There’s a rich irony here. As far back as 2004, CNET reported on a 2002 California Supreme Court decision in which the Justices used Google to help decide a case.
“In the United States and abroad, judges are turning to search engines such as Google to check facts, to look up information about companies embroiled in litigation, and to challenge statistics presented by attorneys in court.

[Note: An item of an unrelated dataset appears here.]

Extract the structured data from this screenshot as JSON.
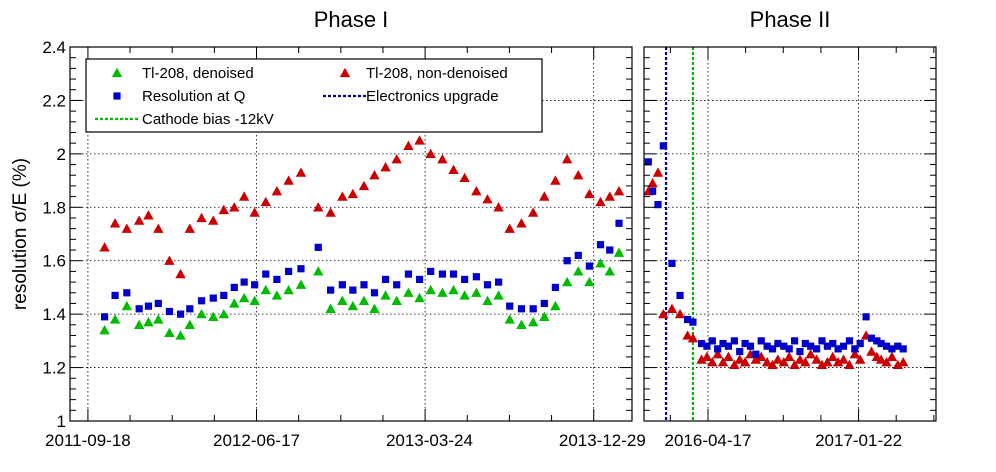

Dozens of judges have penned opinions describing Google as a valuable–and sometimes crucial–source of knowledge.”
Lawyers are doing it, too:
- Last summer, a Florida attorney used Google to help defend the owner of a pornographic web site, trying to make the case that the number of sex-related searches done locally can define “community standards.”
- In 2006, lawyers in Wisconsin successfully used Google searches to get a hacking defendant to plead guilty.
- In 2005, prosecutors used Google searches as evidence in a murder case, citing a man’s searches for things like “neck,” “snap,” and “break” shortly before his wife was found dead.
You could make the argument that judges and lawyers are furthering the cause of justice more often than not when they bring search and the Internet into the courtroom.
The problem with people like you and me doing it is that we’re usually getting in the way of justice. In one of the recent cases cited by the NY Times, an eight-week trial — and probably hundreds of hours of pre-trial work — was thrown out when nine jurors admitted to researching the case online. In Arkansas, a judge has to decide if one juror’s use of Twitter is grounds to throw out a $12.6 million judgment. And a Pennsylvania judge recently ignored the fact that one juror in a corruption trial was posting updates on Twitter and Facebook, and allowed the case to continue.
Our appetite for “Internet everywhere” is only going to grow, and search will continue to get more ubiquitous. But it may be up to the legal system to decide how far online conveniences can infiltrate the courtroom. Some judges are amending their jury instructions, and some courthouses are forbidding jurors from bringing cellphones inside.
Meanwhile, I’m scheduled for jury duty next month. I’m planning to bring my iPhone with me when I report.